To obtain a sample of formation fluid, a probe is often used to withdraw fluid from a formation. However, the formation fluid up to a certain depth adjacent to the wellbore can be contaminated with the mud or in other words contains mud filtrate. To obtain a clean sample of the formation fluid, the formation fluid is withdrawn for a certain period of time before taking the sample. Typically as drilling fluid is recycled in a well, the drilling fluid picks up characteristics of the well. Often times the drilling fluid is recycled within a field, and picks up characteristics of the field. Typically drilling fluid will contain between 10% to 90% of natural material from the field. However, the drilling fluid will often maintain some of the same characteristic of the base oil, making the amount of contamination of the formation fluid difficult to observe. Inaccurate readings of formation fluid samples can cause costly delays and expensive production shutdowns.

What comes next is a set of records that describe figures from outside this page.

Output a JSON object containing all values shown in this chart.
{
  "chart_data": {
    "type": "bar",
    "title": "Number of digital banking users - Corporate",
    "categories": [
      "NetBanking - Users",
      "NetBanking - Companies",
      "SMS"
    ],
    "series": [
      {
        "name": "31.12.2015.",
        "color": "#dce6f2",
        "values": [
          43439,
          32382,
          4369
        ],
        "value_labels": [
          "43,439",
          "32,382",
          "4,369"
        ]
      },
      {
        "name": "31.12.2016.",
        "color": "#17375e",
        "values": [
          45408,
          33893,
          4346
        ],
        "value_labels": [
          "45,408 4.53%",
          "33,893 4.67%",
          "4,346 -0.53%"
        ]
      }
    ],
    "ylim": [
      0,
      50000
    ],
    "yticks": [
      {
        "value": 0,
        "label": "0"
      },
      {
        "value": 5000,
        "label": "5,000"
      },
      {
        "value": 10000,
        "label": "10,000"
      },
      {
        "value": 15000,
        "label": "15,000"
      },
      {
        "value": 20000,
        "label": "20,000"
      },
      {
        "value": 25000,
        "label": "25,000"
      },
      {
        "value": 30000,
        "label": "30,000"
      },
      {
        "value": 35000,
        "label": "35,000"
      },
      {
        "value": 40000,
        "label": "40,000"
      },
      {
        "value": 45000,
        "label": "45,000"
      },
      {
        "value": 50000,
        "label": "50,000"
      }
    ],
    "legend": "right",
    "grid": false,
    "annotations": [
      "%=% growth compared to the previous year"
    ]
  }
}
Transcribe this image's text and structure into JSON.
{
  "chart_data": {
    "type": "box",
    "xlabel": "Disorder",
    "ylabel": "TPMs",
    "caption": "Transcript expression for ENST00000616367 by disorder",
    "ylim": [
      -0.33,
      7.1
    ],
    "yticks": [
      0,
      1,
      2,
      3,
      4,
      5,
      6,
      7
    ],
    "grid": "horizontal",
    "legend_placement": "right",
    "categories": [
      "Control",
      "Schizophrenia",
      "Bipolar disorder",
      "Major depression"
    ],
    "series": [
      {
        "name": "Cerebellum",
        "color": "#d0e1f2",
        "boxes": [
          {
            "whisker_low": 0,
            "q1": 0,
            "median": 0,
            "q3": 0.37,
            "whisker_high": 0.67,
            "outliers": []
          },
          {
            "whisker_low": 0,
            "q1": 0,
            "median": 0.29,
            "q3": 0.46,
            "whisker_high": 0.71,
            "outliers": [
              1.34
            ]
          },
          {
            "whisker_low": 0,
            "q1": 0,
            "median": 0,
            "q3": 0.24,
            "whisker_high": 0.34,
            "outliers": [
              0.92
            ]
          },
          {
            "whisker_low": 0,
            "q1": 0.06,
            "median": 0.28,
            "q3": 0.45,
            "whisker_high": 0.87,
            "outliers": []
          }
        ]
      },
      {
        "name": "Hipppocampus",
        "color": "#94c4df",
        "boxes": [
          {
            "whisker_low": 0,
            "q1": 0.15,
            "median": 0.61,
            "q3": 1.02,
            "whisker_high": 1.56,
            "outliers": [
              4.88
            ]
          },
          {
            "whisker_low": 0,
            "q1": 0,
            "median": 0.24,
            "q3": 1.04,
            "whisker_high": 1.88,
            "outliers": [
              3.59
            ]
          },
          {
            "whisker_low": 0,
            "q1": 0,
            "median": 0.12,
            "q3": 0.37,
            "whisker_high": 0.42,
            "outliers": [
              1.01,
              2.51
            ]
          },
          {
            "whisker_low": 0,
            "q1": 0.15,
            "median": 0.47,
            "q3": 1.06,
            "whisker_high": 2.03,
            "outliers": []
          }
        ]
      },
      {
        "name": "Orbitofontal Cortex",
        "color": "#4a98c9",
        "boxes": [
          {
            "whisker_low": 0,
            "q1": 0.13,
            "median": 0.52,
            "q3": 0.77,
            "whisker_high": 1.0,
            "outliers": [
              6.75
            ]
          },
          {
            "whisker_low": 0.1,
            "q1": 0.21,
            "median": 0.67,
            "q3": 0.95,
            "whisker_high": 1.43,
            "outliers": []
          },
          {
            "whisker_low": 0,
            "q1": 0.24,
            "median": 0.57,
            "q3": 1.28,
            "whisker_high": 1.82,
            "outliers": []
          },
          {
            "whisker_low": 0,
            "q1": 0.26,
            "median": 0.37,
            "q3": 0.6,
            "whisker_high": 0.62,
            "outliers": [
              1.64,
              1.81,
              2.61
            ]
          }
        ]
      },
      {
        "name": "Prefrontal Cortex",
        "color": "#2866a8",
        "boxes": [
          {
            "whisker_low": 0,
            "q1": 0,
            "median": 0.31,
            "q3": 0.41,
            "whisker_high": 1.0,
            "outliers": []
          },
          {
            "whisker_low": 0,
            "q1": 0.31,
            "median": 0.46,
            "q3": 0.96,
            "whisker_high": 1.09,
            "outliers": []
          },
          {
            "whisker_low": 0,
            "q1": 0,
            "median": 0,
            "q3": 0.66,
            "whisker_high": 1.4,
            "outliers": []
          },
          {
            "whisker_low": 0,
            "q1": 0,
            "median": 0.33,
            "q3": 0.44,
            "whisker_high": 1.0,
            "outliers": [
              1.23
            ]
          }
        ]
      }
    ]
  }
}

Current methods of formation fluid analysis of filtrate contamination during sampling rely on curve fitting of fluid analysis results until a near steady state composition is obtained, but a steady state composition can be obtained while still having significant or even majority contamination present.
Therefore, there is a need to give a real or near-real time determination of filtrate contamination in formation fluid sample. There is also a need to improve accuracy on determination of when filtrate contamination is at an acceptable level and to decrease the time involved in making such a determination.